East meets West in Eric Watson’s World Of Chinese Music

Eric Watson's World of Chinese Music showcased seven works of Watson's, including the world premiere of The Nanyang Gate.
Eric Watson's World of Chinese Music showcased seven works of Watson's, including the world premiere of The Nanyang Gate. PHOTO: FACEBOOK/SINGAPORE CHINESE ORCHESTRA

REVIEW / CONCERT

ERIC WATSON'S WORLD OF CHINESE MUSIC

Singapore Chinese Orchestra

Singapore Chinese Cultural Centre Auditorium/Last Friday

The irony in the concert's title was deliberate. After all, what does a British composer have to do with Chinese music? In the case of Eric Watson, plenty.

The composer-in-residence of the Singapore Chinese Orchestra (SCO) has lived in Singapore since 1991 and had been interested in Asian music and culture long before that.

In 2006, he was awarded First Prize in the First Singapore International Competition for Chinese Orchestral Composition and his works and arrangements have since featured regularly in SCO concerts here and overseas.
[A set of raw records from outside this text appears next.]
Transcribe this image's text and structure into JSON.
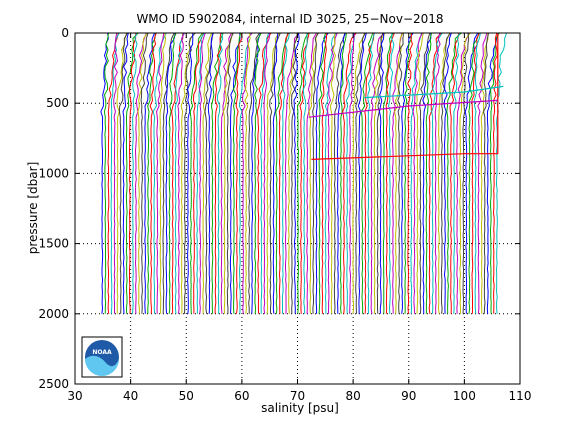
{
  "chart_data": {
    "type": "line",
    "title": "WMO ID 5902084, internal ID 3025, 25−Nov−2018",
    "xlabel": "salinity [psu]",
    "ylabel": "pressure [dbar]",
    "xlim": [
      30,
      110
    ],
    "ylim": [
      2500,
      0
    ],
    "y_reversed": true,
    "x_ticks": [
      "30",
      "40",
      "50",
      "60",
      "70",
      "80",
      "90",
      "100",
      "110"
    ],
    "y_ticks": [
      "0",
      "500",
      "1000",
      "1500",
      "2000",
      "2500"
    ],
    "grid": "dotted",
    "profile_count": 130,
    "profile_offset_psu": 0.55,
    "deep_salinity_start_psu": 34.9,
    "profile_max_pressure_dbar": 2000,
    "profile_colors": [
      "#0000ff",
      "#00aa00",
      "#ff0000",
      "#00bfbf",
      "#bf00bf",
      "#bfbf00",
      "#404040"
    ],
    "highlight_lines": [
      {
        "color": "#ff0000",
        "points": [
          [
            72.5,
            900
          ],
          [
            100,
            860
          ],
          [
            106,
            860
          ],
          [
            106,
            0
          ]
        ]
      },
      {
        "color": "#bf00bf",
        "points": [
          [
            72,
            600
          ],
          [
            90,
            520
          ],
          [
            106,
            480
          ]
        ]
      },
      {
        "color": "#00bfbf",
        "points": [
          [
            82,
            460
          ],
          [
            100,
            420
          ],
          [
            107,
            380
          ]
        ]
      }
    ],
    "logo": {
      "text": "NOAA",
      "colors": [
        "#1e5aa8",
        "#5fc7f0",
        "#ffffff"
      ]
    }
  }
}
This enjoyable two-hour concert conducted by SCO music director Yeh Tsung showcased seven works of Watson's, including the world premiere of The Nanyang Gate, a concerto for sanxian inspired by nanyin music and a trip to Xiamen.

The Fujian port city had historically been China's portal to Nanyang, or South-east Asia.

The music opened calmly, gradually building to a heightened sense of anticipation and exhilaration in Huang Gui Fang's virtuosic display on the three-stringed plucked instrument.

Transitions between quiet meditation and purple passion were interesting, culminating in an unaccompanied showy and coruscating cadenza.

The other concertante work was Dialogue (2007) for tabla and orchestra.

Jatinder Singh Bedi provided an incessant conversation, much that was improvised, with the ensemble that was gripping for its entire duration.

In both works, Watson did not slavishly imitate Chinese or Indian music, but assimilated elements of their styles in an original way.

His experience in musical theatre and popular music accounted for Sea - Source Of Life, which opened the concert.

Written for the 2007 National Day Parade, its easy and feel-good demeanour found a mirror in Mahjong Kakis (2007), which employed jazzy and blues idioms to playful effect. The latter has become one of his most exportable works.

On a more serious note, his Tapestry - Time Dances, which won his 2006 grand prix, played on the age-old form of variations, with a simple "ticking" theme subjected to myriad transformations.

The prerequisite of Nanyang inspiration for its composition was cleverly handled, especially in sinuous passages for dizis and some rhythmic drumming.

Throw in a slow section recalling the pastoral string strains of his compatriot Vaughan Williams and its appeal may be seen as universal.

From a similar fabric was An Independent Note (2015) conceived as a musical portrait of Singapore founding father Lee Kuan Yew using a selection of his quotes.

Lee's stentorian voice came alive via veteran thespian Lim Kay Tong, who projected a resolute and defiant spirit rather than providing mere vocal mimicry.

Arguably, Watson's most popular work is The Ceilidh, taken from a Gaelic word meaning concert or gathering.

Using highland melodies which are largely pentatonic, the line between Chinese music and that of the British Isles became blurred.

That was until the glorious emergence of O Waly Waly (The River Is Wide), the big tune which swept all and sundry to a raucous and joyous end.